We can solve this by using vectors. Let's start by defining
$\vec{A B}$ and $\vec{A C}$ and $\vec{B C}$

$\vec{A B} = \left[{B}_{x} - {A}_{x} , {B}_{y} - {A}_{y}\right] = \left[1 - 0 , 2 - 4\right] = \left[1 , - 2\right]$
$\vec{A C} = \left[{C}_{x} - {A}_{x} , {C}_{y} - {A}_{y}\right] = \left[4 - 0 , 6 - 4\right] = \left[4 , 2\right]$
$\vec{B C} = \left[{C}_{x} - {B}_{x} , {C}_{y} - {B}_{y}\right] = \left[4 - 1 , 6 - 2\right] = \left[3 , 4\right]$

To figure out whether two lines are perpendicular or not (that means that they cause a 90 degree angle between them), we can multiply the two vectors together. If the product is 0, it means that they indeed are perpendicular.

Let's see if whether:
$\vec{A B} \cdot \vec{A C} = 0$ or
$\vec{A B} \cdot \vec{B C} = 0$ or
$\vec{A C} \cdot \vec{B C} = 0$

When we are multiplying vectors (dot multiplying), we multiply the x components together, and add them with the product of the y components.

Let's start with $\vec{A B} \cdot \vec{A C}$
$\vec{A B} \cdot \vec{A C} = \left[1 , - 2\right] \cdot \left[4 , 2\right]$
$= 1 \cdot 4 + \left(- 2\right) \cdot 2$
$= 4 - 4$
$= 0$

Well, that was lucky!

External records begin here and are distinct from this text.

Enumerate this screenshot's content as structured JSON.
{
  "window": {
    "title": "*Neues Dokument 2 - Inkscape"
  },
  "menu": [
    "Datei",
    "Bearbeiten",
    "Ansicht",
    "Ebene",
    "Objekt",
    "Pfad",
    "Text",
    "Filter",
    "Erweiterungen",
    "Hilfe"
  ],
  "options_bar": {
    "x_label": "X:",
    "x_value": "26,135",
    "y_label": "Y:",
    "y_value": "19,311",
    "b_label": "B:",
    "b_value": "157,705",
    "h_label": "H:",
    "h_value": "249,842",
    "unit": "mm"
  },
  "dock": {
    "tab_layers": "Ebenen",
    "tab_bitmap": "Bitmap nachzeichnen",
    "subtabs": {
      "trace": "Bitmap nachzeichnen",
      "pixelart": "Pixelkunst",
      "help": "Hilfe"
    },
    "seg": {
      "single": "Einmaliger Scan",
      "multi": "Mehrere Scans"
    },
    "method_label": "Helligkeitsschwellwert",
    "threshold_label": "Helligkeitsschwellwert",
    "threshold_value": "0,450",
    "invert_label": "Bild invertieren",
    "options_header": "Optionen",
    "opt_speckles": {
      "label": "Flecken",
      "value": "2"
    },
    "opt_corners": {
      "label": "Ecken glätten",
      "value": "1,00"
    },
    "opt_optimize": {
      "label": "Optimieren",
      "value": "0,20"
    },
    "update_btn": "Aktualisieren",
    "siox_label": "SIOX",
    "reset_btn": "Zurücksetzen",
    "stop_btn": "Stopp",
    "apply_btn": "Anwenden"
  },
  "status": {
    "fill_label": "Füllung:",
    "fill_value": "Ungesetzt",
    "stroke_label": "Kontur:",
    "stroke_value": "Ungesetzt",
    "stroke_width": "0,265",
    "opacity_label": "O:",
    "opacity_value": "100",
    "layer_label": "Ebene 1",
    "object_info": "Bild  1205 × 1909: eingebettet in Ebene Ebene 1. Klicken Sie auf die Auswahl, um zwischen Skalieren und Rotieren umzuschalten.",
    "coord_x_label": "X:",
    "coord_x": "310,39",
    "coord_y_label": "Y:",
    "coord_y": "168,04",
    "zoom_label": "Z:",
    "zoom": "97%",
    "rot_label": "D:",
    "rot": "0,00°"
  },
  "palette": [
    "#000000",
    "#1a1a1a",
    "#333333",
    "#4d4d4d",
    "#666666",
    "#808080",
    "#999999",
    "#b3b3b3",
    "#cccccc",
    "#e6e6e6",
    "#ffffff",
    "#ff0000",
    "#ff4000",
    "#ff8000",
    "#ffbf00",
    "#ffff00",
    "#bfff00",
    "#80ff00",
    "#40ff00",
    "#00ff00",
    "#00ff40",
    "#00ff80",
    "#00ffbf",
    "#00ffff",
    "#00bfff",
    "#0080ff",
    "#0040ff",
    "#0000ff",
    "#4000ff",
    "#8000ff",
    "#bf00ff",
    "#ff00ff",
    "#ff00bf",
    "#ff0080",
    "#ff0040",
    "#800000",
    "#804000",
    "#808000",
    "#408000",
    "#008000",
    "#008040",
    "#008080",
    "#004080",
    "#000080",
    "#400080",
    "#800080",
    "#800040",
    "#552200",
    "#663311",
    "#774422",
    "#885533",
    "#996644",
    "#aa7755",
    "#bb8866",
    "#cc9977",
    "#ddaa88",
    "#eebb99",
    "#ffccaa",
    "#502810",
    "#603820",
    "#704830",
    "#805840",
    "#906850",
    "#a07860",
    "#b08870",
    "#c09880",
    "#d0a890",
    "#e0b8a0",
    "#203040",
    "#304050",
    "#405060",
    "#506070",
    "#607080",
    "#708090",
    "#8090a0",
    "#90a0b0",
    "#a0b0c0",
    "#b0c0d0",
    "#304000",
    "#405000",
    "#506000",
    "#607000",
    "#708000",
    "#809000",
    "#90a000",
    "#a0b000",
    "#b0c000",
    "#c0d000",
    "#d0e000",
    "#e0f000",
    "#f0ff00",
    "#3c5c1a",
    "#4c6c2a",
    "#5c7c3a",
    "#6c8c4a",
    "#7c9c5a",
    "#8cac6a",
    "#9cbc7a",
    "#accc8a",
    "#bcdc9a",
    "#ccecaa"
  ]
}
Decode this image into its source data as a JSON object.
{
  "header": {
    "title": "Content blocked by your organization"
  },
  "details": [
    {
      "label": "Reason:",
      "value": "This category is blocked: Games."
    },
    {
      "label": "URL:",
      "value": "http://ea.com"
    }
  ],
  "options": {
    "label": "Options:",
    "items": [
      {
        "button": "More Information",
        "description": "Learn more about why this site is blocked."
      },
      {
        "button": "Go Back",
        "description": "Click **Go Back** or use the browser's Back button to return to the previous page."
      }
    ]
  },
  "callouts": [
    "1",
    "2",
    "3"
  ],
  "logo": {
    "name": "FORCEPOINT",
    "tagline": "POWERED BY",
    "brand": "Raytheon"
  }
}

Now we know that AB is perpendicular with AC, because $\vec{A B} \cdot \vec{A C} = 0$. We could in theory check if there were other angles that were 90 degrees, but that would be stupid since there will only be one angle that will be 90 degrees.

Hope this helped. If you don't know how to use vectors, I'm sorry to say that I don't know another way of proving this.